Tight-binding inhibition kinetics of warfarin. (A) Warfarin inhibition curves at different concentrations of microsomal VKORC1. The concentration of total microsome proteins and that of the VKOR protein in microsomes (estimated in panel B) are indicated. Error bars are from 3 repeats. (B) Estimation of microsomal VKORC1 concentration. Series dilutions of total microsome proteins and purified protein are compared. (C) Correlation between warfarin IC50 and estimated microsomal VKORC1 concentration. (D) Effective VKORC1 concentration determined from extrapolation of the linear part of Morrison curves.
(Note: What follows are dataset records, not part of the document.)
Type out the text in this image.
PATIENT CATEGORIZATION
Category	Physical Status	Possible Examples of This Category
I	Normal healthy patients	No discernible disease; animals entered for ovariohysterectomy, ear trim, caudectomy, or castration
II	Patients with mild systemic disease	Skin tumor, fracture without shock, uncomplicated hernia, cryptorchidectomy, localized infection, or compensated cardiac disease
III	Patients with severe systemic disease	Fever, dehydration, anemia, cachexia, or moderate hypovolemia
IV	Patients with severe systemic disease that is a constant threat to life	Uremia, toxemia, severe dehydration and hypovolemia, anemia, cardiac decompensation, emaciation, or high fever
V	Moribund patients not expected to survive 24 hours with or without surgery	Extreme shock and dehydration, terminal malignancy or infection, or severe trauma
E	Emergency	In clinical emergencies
The green circles in panels A and D exemplify that estimated (from panel B) and effective VKOR concentrations are similar.
Figure 5.
Figure 5.
Vitamin K competition releases tightly bound warfarin. (A) Warfarin inhibition curves with different concentrations of purified VKORC1-warfarin complex and with K as the substrate. (B) Relative VKORC1 activity at varying concentrations of VKORC1-warfarin and K. (C) Warfarin inhibition of cellular activity of transfected VKORC1 under different K concentrations. The dashed line illustrates that, under the same warfarin concentration, VKORC1 activity is inhibited at 5 nM K but retained at 4 μM K. The double arrow indicates relative activity of the unknown enzyme (not inhibited by warfarin) at high warfarin concentration with 4 μM K. (D) Correlation between cellular warfarin IC50 and K concentration (from panel C). (E) Relative activities of VKORC1 and the unknown enzyme in absence of warfarin. The total carboxylation activity from VKORC1 and the unknown enzyme is measured with endogenous level of VKORC1 (30 ng; Figure 2A) transfected into DKO cells. Activity of the unknown enzyme is measured without the VKORC1 transfection, and subtraction of this activity from the total activity gives the VKORC1 activity. The curves show Michaelis-Menten fittings, and the dashed line illustrates that activity of the unknown enzyme is considerably lower than that of VKORC1 at a high K concentration (4 μM).
Figure 6.
Figure 6.
Mechanism and implication of warfarin tight-binding inhibition. (A) Difference between GSH and DTT. (Top) GSH maintains the native conformation of VKORC1 required for the tight binding of warfarin. This conformation is stabilized by a disulfide bond in the partially oxidized state. (Bottom) DTT fully reduces VKORC1, generating a conformation hindering warfarin binding. (B) Stoichiometric binding of warfarin explains the change of therapeutic window (orange and blue shades). The SNP inhibition curves are from Figure 1B. The dashed line indicates VKORC1 activity inhibited to the same level for the 2 SNPs.